The Intrusion of Jimmy
       "I didn't see her until the second day out."     

       "I know that second day out. Well?"     

       "We didn't really meet at all."     

       "Just happened to be going to the same spot, eh?"     

       "As a matter of fact, it was like this. Like a fool, I'd bought a second-class ticket."     

       "What? Our young Rockerbilt Astergould, the boy millionaire, traveling second-class! Why?"     

       "I had an idea it would be better fun. Everybody's so much more cheery in the second cabin. You get to know people so much quicker. Nine trips out of ten, I'd much rather go second."     

       "And this was the tenth?"     

       "She was in the first-cabin," said Jimmy.     

       Mifflin clutched his forehead.     

       "Wait!" he cried. "This reminds me of something—something in Shakespeare. Romeo and Juliet? No. I've got it—Pyramus and Thisbe."     

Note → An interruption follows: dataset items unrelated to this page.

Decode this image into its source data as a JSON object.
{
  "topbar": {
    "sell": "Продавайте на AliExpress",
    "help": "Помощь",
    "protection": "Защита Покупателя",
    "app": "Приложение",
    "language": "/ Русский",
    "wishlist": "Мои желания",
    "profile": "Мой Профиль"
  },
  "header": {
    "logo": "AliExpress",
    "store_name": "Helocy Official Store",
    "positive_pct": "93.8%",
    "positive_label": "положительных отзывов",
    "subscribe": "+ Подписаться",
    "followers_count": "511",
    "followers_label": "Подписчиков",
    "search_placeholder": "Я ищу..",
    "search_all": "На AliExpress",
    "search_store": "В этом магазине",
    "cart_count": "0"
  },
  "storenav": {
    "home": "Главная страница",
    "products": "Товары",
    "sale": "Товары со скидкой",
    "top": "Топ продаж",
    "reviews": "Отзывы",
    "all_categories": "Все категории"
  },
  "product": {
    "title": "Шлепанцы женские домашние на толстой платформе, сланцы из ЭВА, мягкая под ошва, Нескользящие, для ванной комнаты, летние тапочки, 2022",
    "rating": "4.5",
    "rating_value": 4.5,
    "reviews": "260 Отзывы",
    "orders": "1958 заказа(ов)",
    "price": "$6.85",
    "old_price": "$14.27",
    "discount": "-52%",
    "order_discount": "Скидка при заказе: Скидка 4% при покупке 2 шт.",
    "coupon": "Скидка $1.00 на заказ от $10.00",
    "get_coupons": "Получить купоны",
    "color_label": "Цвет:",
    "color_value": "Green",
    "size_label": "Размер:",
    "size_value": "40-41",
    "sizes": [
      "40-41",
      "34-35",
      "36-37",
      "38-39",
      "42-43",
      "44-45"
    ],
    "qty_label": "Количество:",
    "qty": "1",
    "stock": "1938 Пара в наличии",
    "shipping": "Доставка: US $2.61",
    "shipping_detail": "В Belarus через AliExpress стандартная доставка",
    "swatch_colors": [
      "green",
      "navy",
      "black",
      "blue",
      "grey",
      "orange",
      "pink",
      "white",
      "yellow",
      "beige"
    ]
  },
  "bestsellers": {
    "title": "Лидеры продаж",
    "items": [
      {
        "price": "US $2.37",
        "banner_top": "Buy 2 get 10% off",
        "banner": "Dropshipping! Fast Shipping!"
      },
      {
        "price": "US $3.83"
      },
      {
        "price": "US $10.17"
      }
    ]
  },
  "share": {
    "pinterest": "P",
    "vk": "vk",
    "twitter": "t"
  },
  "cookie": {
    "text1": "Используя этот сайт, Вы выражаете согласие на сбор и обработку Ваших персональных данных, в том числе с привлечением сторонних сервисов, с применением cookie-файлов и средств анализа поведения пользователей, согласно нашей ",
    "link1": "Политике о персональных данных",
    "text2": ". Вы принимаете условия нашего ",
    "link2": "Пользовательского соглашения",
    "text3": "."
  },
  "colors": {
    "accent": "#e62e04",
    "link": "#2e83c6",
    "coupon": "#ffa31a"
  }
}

       "I don't see the slightest resemblance."     

       "Read your 'Midsummer Night's Dream.' 'Pyramus and Thisbe,' says the story, 'did talk through the chink of a wall,'" quoted Mifflin.     

       "We didn't."     

       "Don't be so literal. You talked across a railing."     

       "We didn't."     

       "Do you mean to say you didn't talk at all?"     

       "We didn't say a single word."     

       Mifflin shook his head sadly.     

       "I give you up," he said. "I thought you were a man of enterprise. What did you do?"